Ben at a restaurantWhat father hasn’t taken his toddlers to a restaurant only to grapple with broken crayons, spilled chocolate milk and untouched entrees?

It’s brutal, but justĀ think what the neighboring diners must feel. They just wanted to have a quiet meal to themselves, not oversee a wrestling match.

Restaurant owner Mike Anderson thinks he has the solution. He’s making his new Del Ray, Va. sushi restaurant a child-free zone. Anyone under 18 isn’t allowed in. No tantrums. No whining kids. No controversy.

Not quite.

Anderson, who owns other restaurants in the region, says he’s just looking for a niche in the competitive restaurant field. Who can blame him? And he’s touching on an idea which is likely a hot button issue for many childless couples and singletons alike.

It’s likely doomed to fail all the same, as well it should since it’s inherently unfair to block certain members of society from a restaurant.

For starters, the business decision has already stirred up discontent in the community. Enraged parents are vowing to avoid Anderson’s other, more kid-friendly restaurants. Parents too often see their kiddies as perfect little angels, and a restaurant that instantly labels them as a nuisance will leave a sour taste in their mouths.

The new policy would also ban pre-teens and teenagers, which doesn’t make sense. Those age groups are generally well behaved or too buried in their iPads to cause a dustup.

More importantly, the average restaurant experience can be wrecked by any number of factors – bad food, lousy service, loud music or even unruly adults. Who hasn’t sat next to a party having a wee bit too much fun during dinner time, especially if the drinks are flowing freely? Take away the kid factor, and a fine dining experience is still a matter of luck. So even if you’re childless and eager for a pleasant meal, choosing that rare restaurant without kids won’t guarantee you anything.

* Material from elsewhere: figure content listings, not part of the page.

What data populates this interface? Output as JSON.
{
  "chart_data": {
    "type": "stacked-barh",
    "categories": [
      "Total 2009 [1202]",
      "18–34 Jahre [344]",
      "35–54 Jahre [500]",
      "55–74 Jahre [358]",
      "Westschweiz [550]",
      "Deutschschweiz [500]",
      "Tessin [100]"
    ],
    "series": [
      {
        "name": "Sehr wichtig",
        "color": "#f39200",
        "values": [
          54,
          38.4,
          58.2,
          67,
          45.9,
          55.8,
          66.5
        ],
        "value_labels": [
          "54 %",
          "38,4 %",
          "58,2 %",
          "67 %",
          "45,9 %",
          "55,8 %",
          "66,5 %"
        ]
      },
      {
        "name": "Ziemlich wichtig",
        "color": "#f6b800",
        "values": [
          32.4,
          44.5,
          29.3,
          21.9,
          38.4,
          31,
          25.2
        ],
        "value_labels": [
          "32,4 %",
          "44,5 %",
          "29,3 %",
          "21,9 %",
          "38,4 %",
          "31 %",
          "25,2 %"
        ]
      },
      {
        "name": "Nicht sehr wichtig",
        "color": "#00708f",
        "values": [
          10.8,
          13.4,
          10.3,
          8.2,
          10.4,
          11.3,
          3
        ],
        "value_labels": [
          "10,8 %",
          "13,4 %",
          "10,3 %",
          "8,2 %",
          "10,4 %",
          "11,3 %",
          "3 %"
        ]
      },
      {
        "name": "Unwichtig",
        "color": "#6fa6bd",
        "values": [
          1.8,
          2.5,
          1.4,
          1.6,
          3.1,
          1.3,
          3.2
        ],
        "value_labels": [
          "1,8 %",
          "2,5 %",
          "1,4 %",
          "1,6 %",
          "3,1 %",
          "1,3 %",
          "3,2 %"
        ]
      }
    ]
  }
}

Besides, there already are plenty of restaurants that are unofficially kid-unfriendly. They don’t serve crayons with their meals. Their interior doesn’t include benches or booths, the kind of seating that helps parents deal with fidgety kids. And their menus lack the bland staples that most kids adore – no Mac & Cheese or chicken fingers, thank you very much. It’s not hard for a diner to select those restaurants when they crave a kid-free outing.

Besides, a father knows how grueling it can be to share a table with an unruly kid. For everyone else, it’s an annoyance that can be forgotten with another drink, a tasty appetizer or some sterling conversation.

Comments

  1. JMK says

    Anti-common-sense draconian. Maybe a no-kids section, the way there are kids’ play areas some places, or no-smoking sections.

  2. Christian says

    Great idea … no alienation of parents needed and those wishing to avoid kiddie conversations come away happy.